Both the City and the Open Door Mission plan to hire social workers in 2023 to reach out to homeless individuals.

“We want a social worker to work with the police department to get people services and get people off the street,” said Mayor Collins. He says the Common Council’s 2023 budget includes funding for the position.

Mr. Munyon says the Open Door Mission plans to hire “a street outreach member in late winter or early spring to try to find people and connect with them.”

Awareness of homeless encampments

“There are encampments of people who are homeless in the Glens Falls and Queensbury area,” said Mayor Collins. “It becomes most apparent when it gets this cold outside and the Code Blue shelter opens.”

Mr. Munyon said, “I think there are individuals that are homeless that are out in camps locally. We’re such a rural environment; it’s hard to put a finger on where they are. Last year, we did interact with a local group that was living on Prospect Mountain during the winter.”

The winter is “really hard,” he said. “Individuals that are out in the elements are putting their lives in danger.

“If we’re aware of someone being out in the elements, we work with other organizations and the Glens Falls Police Department to try to do safety checks on people and say at least, ‘Hey, we have this option for you.’”
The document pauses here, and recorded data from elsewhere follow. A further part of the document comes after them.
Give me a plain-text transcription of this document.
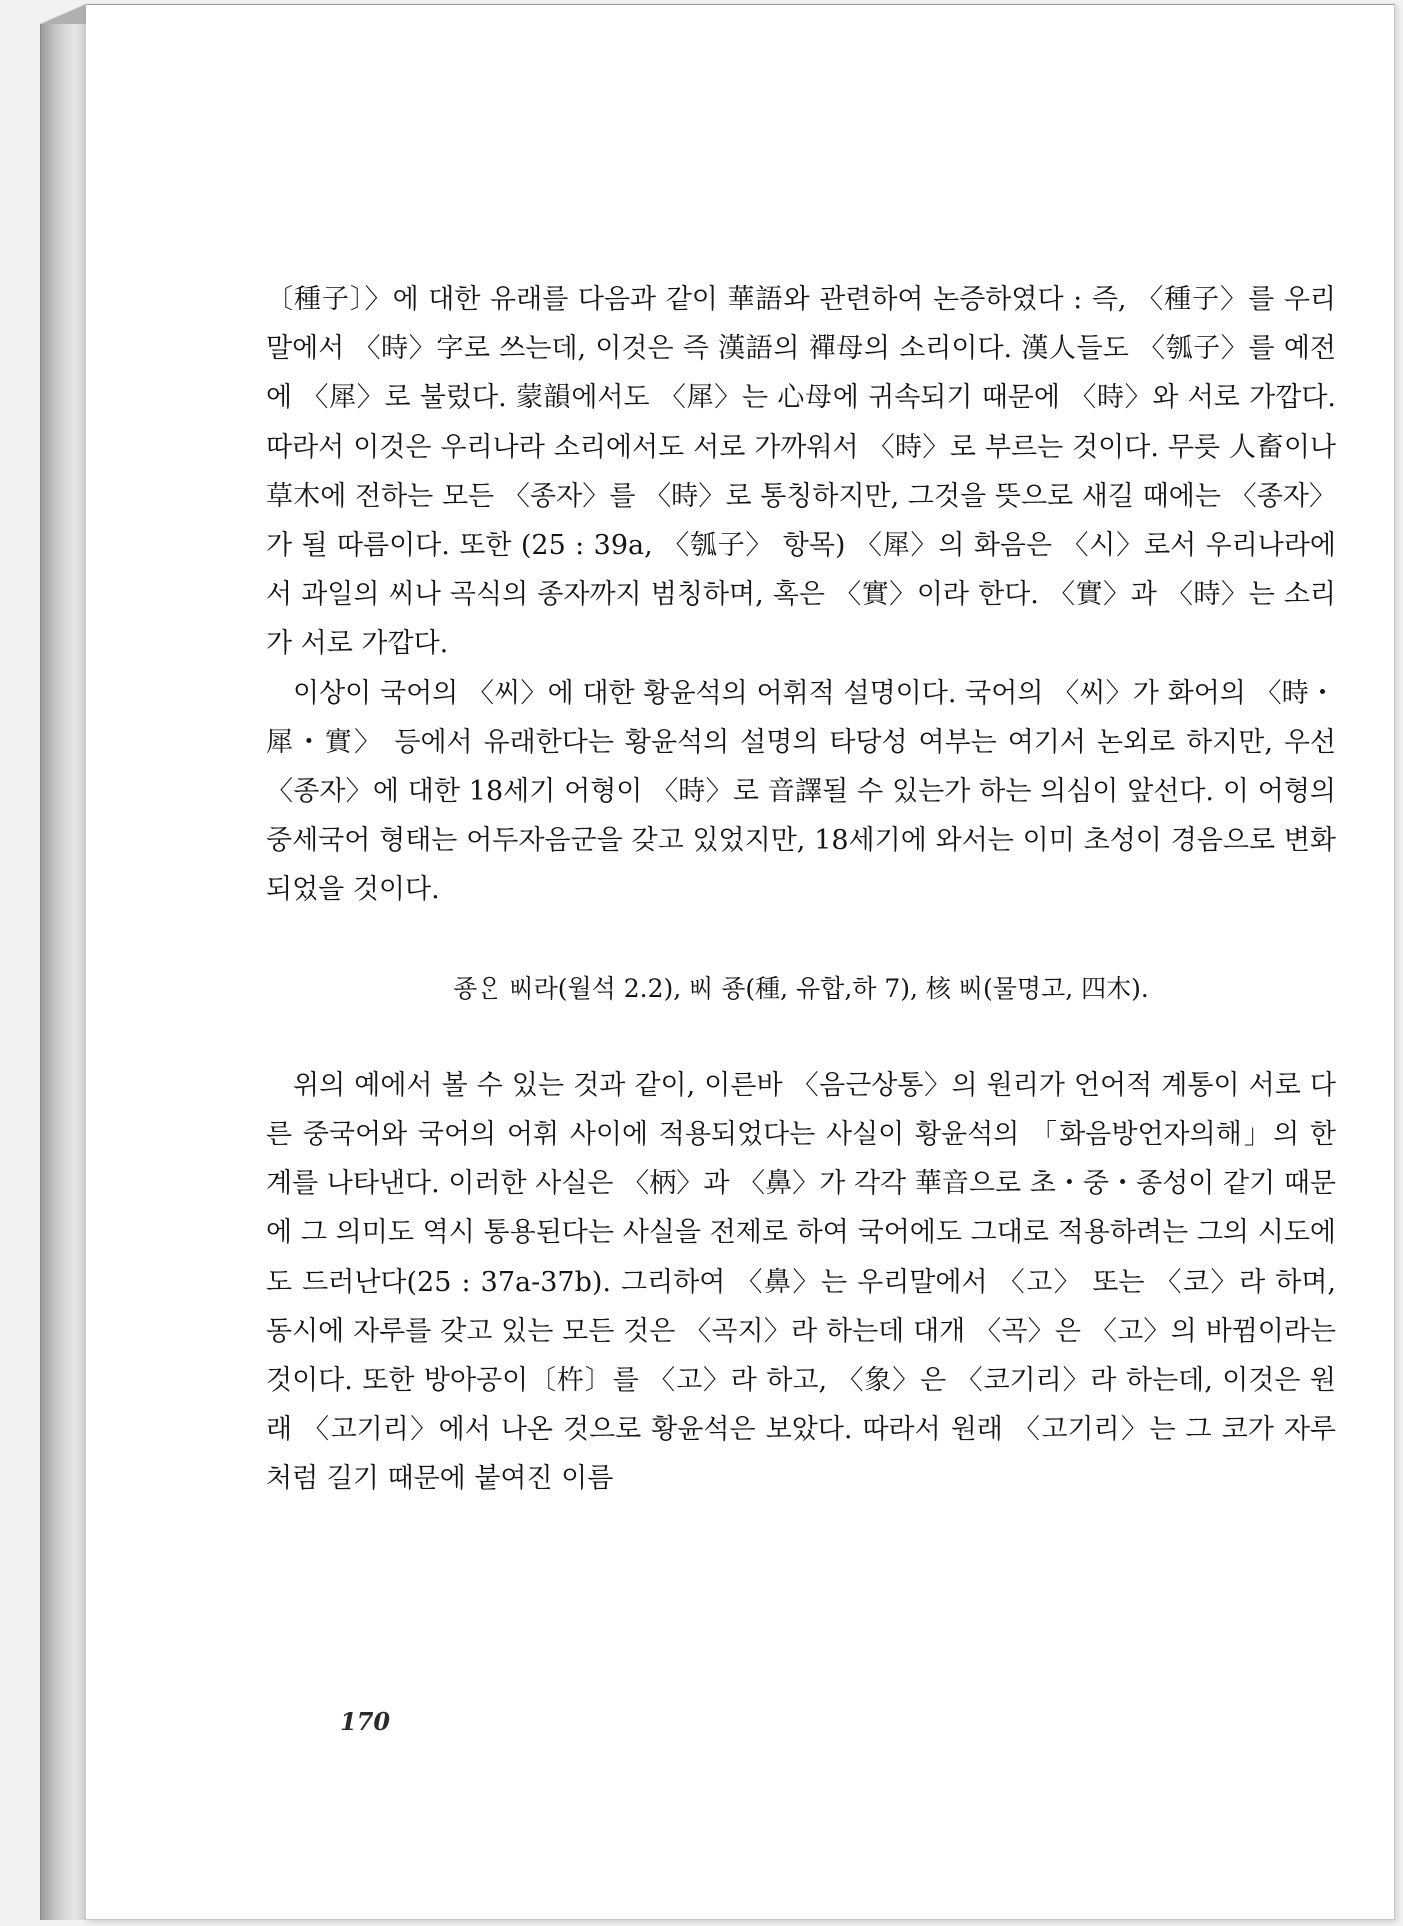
〔種子〕〉에 대한 유래를 다음과 같이 華語와 관련하여 논증하였다 : 즉, 〈種子〉를 우리 말에서 〈時〉字로 쓰는데, 이것은 즉 漢語의 禪母의 소리이다. 漢人들도 〈瓠子〉를 예전에 〈犀〉로 불렀다. 蒙韻에서도 〈犀〉는 心母에 귀속되기 때문에 〈時〉와 서로 가깝다. 따라서 이것은 우리나라 소리에서도 서로 가까워서 〈時〉로 부르는 것이다. 무릇 人畜이나 草木에 전하는 모든 〈종자〉를 〈時〉로 통칭하지만, 그것을 뜻으로 새길 때에는 〈종자〉가 될 따름이다. 또한 (25 : 39a, 〈瓠子〉 항목) 〈犀〉의 화음은 〈시〉로서 우리나라에서 과일의 씨나 곡식의 종자까지 범칭하며, 혹은 〈實〉이라 한다. 〈實〉과 〈時〉는 소리가 서로 가깝다.

이상이 국어의 〈씨〉에 대한 황윤석의 어휘적 설명이다. 국어의 〈씨〉가 화어의 〈時・犀・實〉 등에서 유래한다는 황윤석의 설명의 타당성 여부는 여기서 논외로 하지만, 우선 〈종자〉에 대한 18세기 어형이 〈時〉로 音譯될 수 있는가 하는 의심이 앞선다. 이 어형의 중세국어 형태는 어두자음군을 갖고 있었지만, 18세기에 와서는 이미 초성이 경음으로 변화되었을 것이다.

죵ᄋᆞᆫ ᄡᅵ라(월석 2.2), ᄡᅵ 죵(種, 유합,하 7), 核 ᄡᅵ(물명고, 四木).

위의 예에서 볼 수 있는 것과 같이, 이른바 〈음근상통〉의 원리가 언어적 계통이 서로 다른 중국어와 국어의 어휘 사이에 적용되었다는 사실이 황윤석의 「화음방언자의해」의 한계를 나타낸다. 이러한 사실은 〈柄〉과 〈鼻〉가 각각 華音으로 초・중・종성이 같기 때문에 그 의미도 역시 통용된다는 사실을 전제로 하여 국어에도 그대로 적용하려는 그의 시도에도 드러난다(25 : 37a-37b). 그리하여 〈鼻〉는 우리말에서 〈고〉 또는 〈코〉라 하며, 동시에 자루를 갖고 있는 모든 것은 〈곡지〉라 하는데 대개 〈곡〉은 〈고〉의 바뀜이라는 것이다. 또한 방아공이〔杵〕를 〈고〉라 하고, 〈象〉은 〈코기리〉라 하는데, 이것은 원래 〈고기리〉에서 나온 것으로 황윤석은 보았다. 따라서 원래 〈고기리〉는 그 코가 자루처럼 길기 때문에 붙여진 이름

170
Mr. McLaughlin at the WAIT House says an additional challenge in winter is transportation, “as many of our homeless youth, in warmer weather, either use bicycles or the trolley system to get to employment opportunities and supports.”
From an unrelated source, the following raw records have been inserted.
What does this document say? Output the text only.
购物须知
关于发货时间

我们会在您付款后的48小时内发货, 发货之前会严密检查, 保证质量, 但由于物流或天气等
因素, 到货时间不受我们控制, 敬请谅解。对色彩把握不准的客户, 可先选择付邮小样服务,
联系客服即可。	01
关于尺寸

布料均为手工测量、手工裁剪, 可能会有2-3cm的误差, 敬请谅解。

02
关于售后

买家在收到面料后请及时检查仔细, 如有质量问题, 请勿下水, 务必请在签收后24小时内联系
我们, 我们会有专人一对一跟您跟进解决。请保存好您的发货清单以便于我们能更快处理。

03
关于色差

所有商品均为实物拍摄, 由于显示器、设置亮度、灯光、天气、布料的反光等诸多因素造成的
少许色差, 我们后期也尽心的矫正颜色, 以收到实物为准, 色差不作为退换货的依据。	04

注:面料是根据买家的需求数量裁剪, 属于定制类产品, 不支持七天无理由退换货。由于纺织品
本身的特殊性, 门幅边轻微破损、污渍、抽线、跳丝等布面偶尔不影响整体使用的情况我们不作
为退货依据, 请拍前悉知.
Goal: Full-time shelter; life path

The Salvation Army’s Mr. Lloyd said, “What the county needs is a full-time emergency shelter that can handle everyone — singles, families, mental health issues, sober and non-sober individuals.”

He estimates a facility would need a minimum of 20 men’s beds, 10 women’s beds and space for at least four families, “studios or apartment-type units.”

Open Door’s Mr. Munyon says Glens Falls needs to “have a more cohesive response to the problem. We need to collaborate with a low-barrier shelter or emergency organization.

“The Open Door is sort of playing both roles — emergency shelter and personal growth organization. We’ve gone past what we can do in a healthy way.

“In our community we’re going to continue to see an increase” in homelessness. “I think the way to address homelessness is the two-facility approach — an emergency shelter and a personal growth program or transitional shelter.”

Mr. Munyon notes, “Glens Falls has amazing services — addiction services, mental health services, resources for food security. And we have incredible police, fire and emergency departments that support these organizations.”

“Homeless is usually a chronic problem,” says Mr. Munyon. “We need to help individuals in a healthy way, not in a way that perpetuates the cycle. We want to get in deep with an individual and solve the problem, not just put Band-Aids on the things they’re experiencing.”